Leadership

Four physician-scientists lead the Population Sciences Program:

James R. Cerhan, M.D., Ph.D.

Dr. Cerhan is an epidemiologist at Mayo Clinic in Rochester, Minnesota, and a professor of epidemiology at Mayo Clinic College of Medicine and Science. Dr. Cerhan also is the Ralph S. and Beverley E. Caulkins Professor of Cancer Research. As a leader of the Population Sciences Program, he provides integration across all of the program's research aims and Mayo Clinic Comprehensive Cancer Center and with entities outside the Cancer Center, including the Center for Individualized Medicine, the Center for Clinical and Translational Research (CCaTS) and the Center for Health Equity and Community Engagement Research.

Kathryn J. Ruddy, M.D.

Dr. Ruddy is an oncologist at Mayo Clinic in Rochester, Minnesota, and a professor of oncology at Mayo Clinic College of Medicine and Science. Dr. Ruddy leads the program's research on treatment impact and survivorship and provides leadership in Rochester.

Mark E. Sherman, M.D.

Dr. Sherman is an interdisciplinary cancer researcher at Mayo Clinic in Jacksonville, Florida, and a professor of epidemiology, laboratory medicine and pathology, and cancer biology at Mayo Clinic College of Medicine and Science. Dr.
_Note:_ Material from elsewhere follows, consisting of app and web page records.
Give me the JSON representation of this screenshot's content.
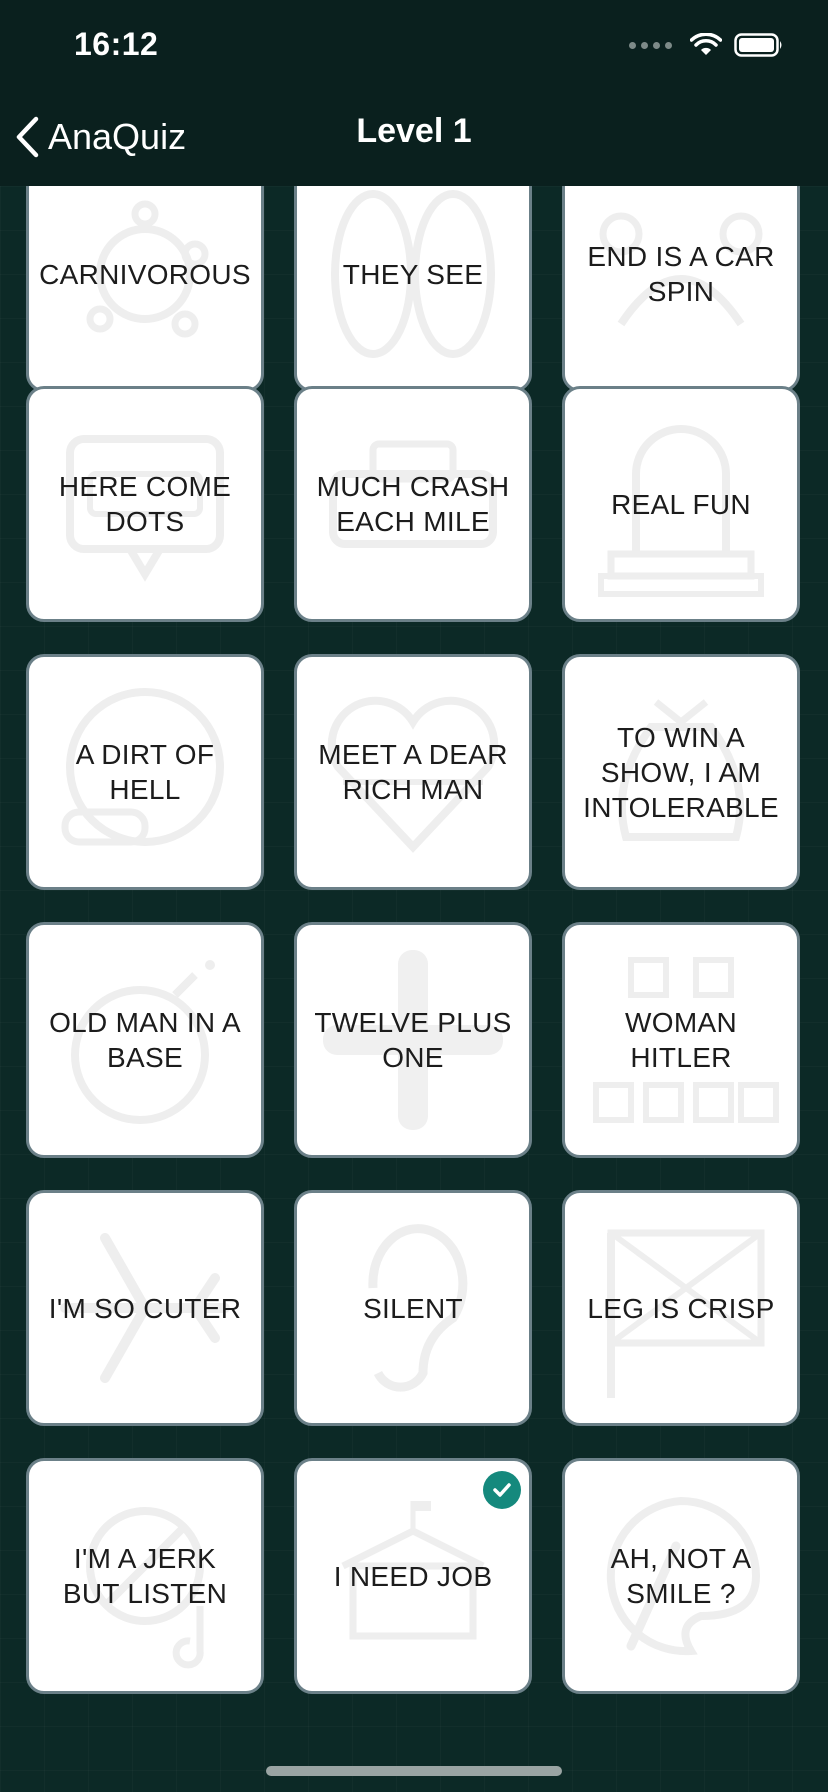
{
  "status_bar": {
    "time": "16:12"
  },
  "nav": {
    "back_label": "AnaQuiz",
    "title": "Level 1"
  },
  "tiles": [
    {
      "label": "CARNIVOROUS",
      "icon": "virus-icon"
    },
    {
      "label": "THEY SEE",
      "icon": "eyes-icon"
    },
    {
      "label": "END IS A CAR SPIN",
      "icon": "crab-icon"
    },
    {
      "label": "HERE COME DOTS",
      "icon": "chat-bubble-icon"
    },
    {
      "label": "MUCH CRASH EACH MILE",
      "icon": "car-crash-icon"
    },
    {
      "label": "REAL FUN",
      "icon": "tombstone-icon"
    },
    {
      "label": "A DIRT OF HELL",
      "icon": "globe-tank-icon"
    },
    {
      "label": "MEET A DEAR RICH MAN",
      "icon": "heart-flag-icon"
    },
    {
      "label": "TO WIN A SHOW, I AM INTOLERABLE",
      "icon": "money-bag-icon"
    },
    {
      "label": "OLD MAN IN A BASE",
      "icon": "bomb-icon"
    },
    {
      "label": "TWELVE PLUS ONE",
      "icon": "plus-icon"
    },
    {
      "label": "WOMAN HITLER",
      "icon": "org-chart-icon"
    },
    {
      "label": "I'M SO CUTER",
      "icon": "airplane-icon"
    },
    {
      "label": "SILENT",
      "icon": "ear-icon"
    },
    {
      "label": "LEG IS CRISP",
      "icon": "uk-flag-icon"
    },
    {
      "label": "I'M A JERK BUT LISTEN",
      "icon": "no-music-icon"
    },
    {
      "label": "I NEED JOB",
      "icon": "white-house-icon",
      "solved": true
    },
    {
      "label": "AH, NOT A SMILE ?",
      "icon": "palette-icon"
    }
  ],
  "colors": {
    "background": "#0c2926",
    "bar": "#0a201e",
    "tile_border": "#6b8088",
    "check": "#15897d"
  }
}
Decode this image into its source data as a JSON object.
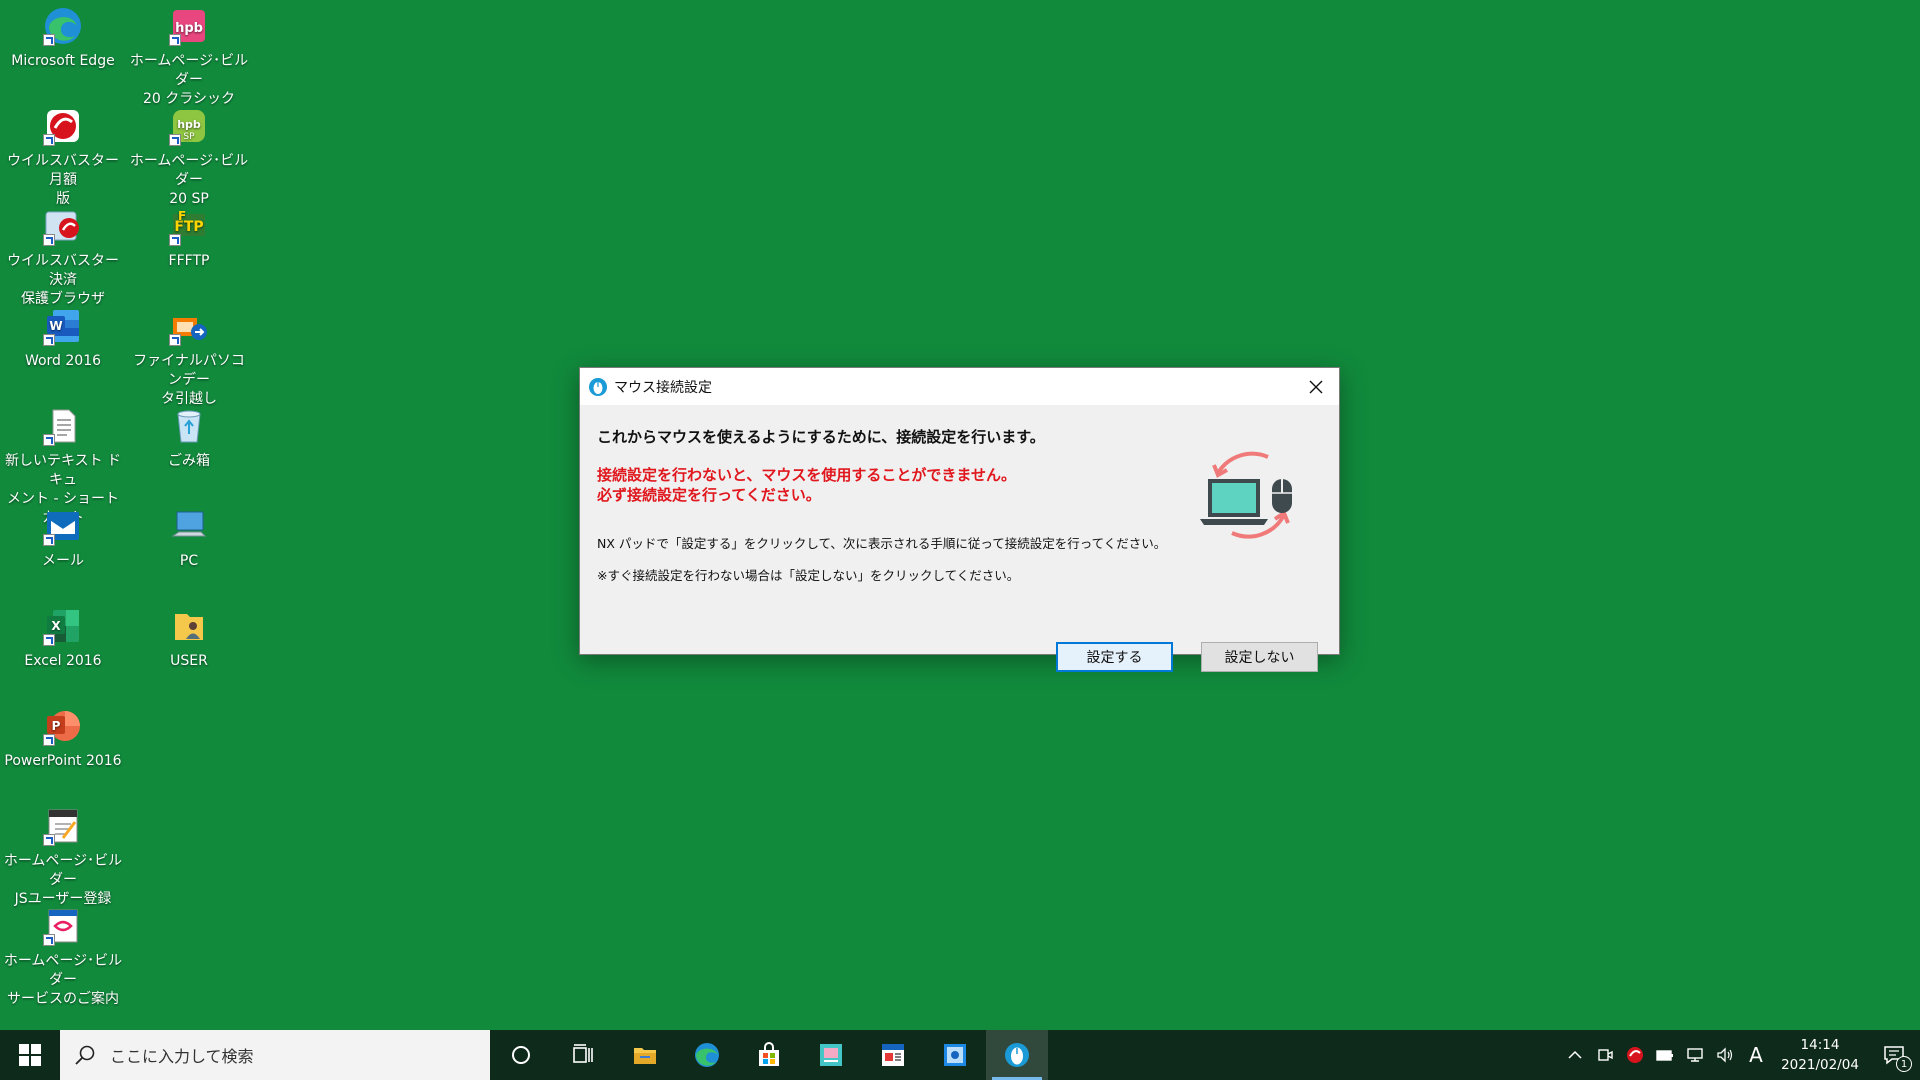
{
  "desktop": {
    "icons": [
      {
        "label": "Microsoft Edge",
        "icon": "edge-icon"
      },
      {
        "label": "ホームページ･ビルダー\n20 クラシック",
        "icon": "hpb-classic-icon"
      },
      {
        "label": "ウイルスバスター 月額\n版",
        "icon": "virusbuster-icon"
      },
      {
        "label": "ホームページ･ビルダー\n20 SP",
        "icon": "hpb-sp-icon"
      },
      {
        "label": "ウイルスバスター決済\n保護ブラウザ",
        "icon": "virusbuster-browser-icon"
      },
      {
        "label": "FFFTP",
        "icon": "ffftp-icon"
      },
      {
        "label": "Word 2016",
        "icon": "word-icon"
      },
      {
        "label": "ファイナルパソコンデー\nタ引越し",
        "icon": "final-pc-data-icon"
      },
      {
        "label": "新しいテキスト ドキュ\nメント - ショートカット",
        "icon": "text-document-icon"
      },
      {
        "label": "ごみ箱",
        "icon": "recycle-bin-icon"
      },
      {
        "label": "メール",
        "icon": "mail-icon"
      },
      {
        "label": "PC",
        "icon": "pc-icon"
      },
      {
        "label": "Excel 2016",
        "icon": "excel-icon"
      },
      {
        "label": "USER",
        "icon": "user-folder-icon"
      },
      {
        "label": "PowerPoint 2016",
        "icon": "powerpoint-icon"
      },
      {
        "label": "ホームページ･ビルダー\nJSユーザー登録",
        "icon": "hpb-js-register-icon"
      },
      {
        "label": "ホームページ･ビルダー\nサービスのご案内",
        "icon": "hpb-service-icon"
      }
    ]
  },
  "dialog": {
    "title": "マウス接続設定",
    "main_message": "これからマウスを使えるようにするために、接続設定を行います。",
    "warning_line1": "接続設定を行わないと、マウスを使用することができません。",
    "warning_line2": "必ず接続設定を行ってください。",
    "info_line1": "NX パッドで「設定する」をクリックして、次に表示される手順に従って接続設定を行ってください。",
    "info_line2": "※すぐ接続設定を行わない場合は「設定しない」をクリックしてください。",
    "button_set": "設定する",
    "button_no_set": "設定しない"
  },
  "taskbar": {
    "search_placeholder": "ここに入力して検索",
    "clock_time": "14:14",
    "clock_date": "2021/02/04",
    "ime": "A",
    "notification_count": "1"
  },
  "colors": {
    "desktop_bg": "#118a3c",
    "taskbar_bg": "#0e2a1b",
    "warning": "#e0181e",
    "accent": "#0078d7"
  }
}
Sherman leads the program's research on primary and secondary cancer prevention and provides leadership in Florida.

Ping Yang, M.D., Ph.D.

Dr. Yang is an epidemiologist at Mayo Clinic in Scottsdale, Arizona, and a professor of epidemiology at Mayo Clinic College of Medicine and Science. Dr. Yang leads the program's research on cancer risk factors and biomarkers and provides leadership in Arizona.

Leadership and direction

Our four program leaders work together to provide overall scientific leadership, strategic planning, communication, facilitation of connections with external institutions engaged in population sciences research, leadership of meetings and retreats, recruitment of new members and advancing current faculty members, mentorship, support for pilot projects, and advocacy for shared resources that are critical to population sciences research. The four leaders also work with their community's local advisory boards and extramural partners interested in improving cancer population health in the catchment area.